Although the right-handed double helical B-form DNA is most common under physiological conditions, DNA is dynamic and can adopt a number of alternative structures, such as the four-stranded G-quadruplex, left-handed Z-DNA, cruciform and others. Active transcription necessitates strand separation and can induce such non-canonical forms at susceptible genomic sequences. Therefore, it has been speculated that these non-B DNA motifs can play regulatory roles in gene transcription. Such conjecture has been supported in higher eukaryotes by direct studies of several individual genes, as well as a number of large-scale analyses. However, the role of non-B DNA structures in many lower organisms, in particular proteobacteria, remains poorly understood and incompletely documented. In this study, we performed the first comprehensive study of the occurrence of B DNA–non-B DNA transition-susceptible sites (non-B DNA motifs) within the context of the operon structure of the Escherichia coli genome. We compared the distributions of non-B DNA motifs in the regulatory regions of operons with those from internal regions.
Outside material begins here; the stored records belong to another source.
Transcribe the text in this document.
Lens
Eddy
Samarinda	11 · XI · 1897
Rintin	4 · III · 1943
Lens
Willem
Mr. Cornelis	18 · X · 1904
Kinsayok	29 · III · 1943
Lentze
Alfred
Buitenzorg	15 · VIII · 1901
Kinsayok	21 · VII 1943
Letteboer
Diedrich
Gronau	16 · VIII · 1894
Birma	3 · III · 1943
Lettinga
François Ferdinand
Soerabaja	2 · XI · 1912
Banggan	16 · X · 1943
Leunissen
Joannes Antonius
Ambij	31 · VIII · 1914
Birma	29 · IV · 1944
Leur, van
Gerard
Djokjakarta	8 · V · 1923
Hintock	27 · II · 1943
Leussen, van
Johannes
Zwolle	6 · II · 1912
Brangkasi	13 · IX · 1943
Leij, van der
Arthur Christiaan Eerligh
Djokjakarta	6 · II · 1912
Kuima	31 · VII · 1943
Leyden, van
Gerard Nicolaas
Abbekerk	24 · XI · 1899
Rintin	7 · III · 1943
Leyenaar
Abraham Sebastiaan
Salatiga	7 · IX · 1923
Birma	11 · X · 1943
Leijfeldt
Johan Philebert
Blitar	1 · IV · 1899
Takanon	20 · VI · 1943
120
We found an enrichment of some non-B DNA motifs in regulatory regions, and we show that this enrichment cannot be simply explained by base composition bias in these regions. We also showed that the distribution of several non-B DNA motifs within intergenic regions separating divergently oriented operons differs from the distribution found between convergent ones. In particular, we found a strong enrichment of cruciforms in the termination region of operons; this enrichment was observed for operons with Rho-dependent, as well as Rho-independent terminators. Finally, a preference for some non-B DNA motifs was observed near transcription factor-binding sites. Overall, the conspicuous enrichment of transition-susceptible sites in these specific regulatory regions suggests that non-B DNA structures may have roles in the transcriptional regulation of specific operons within the E. coli genome.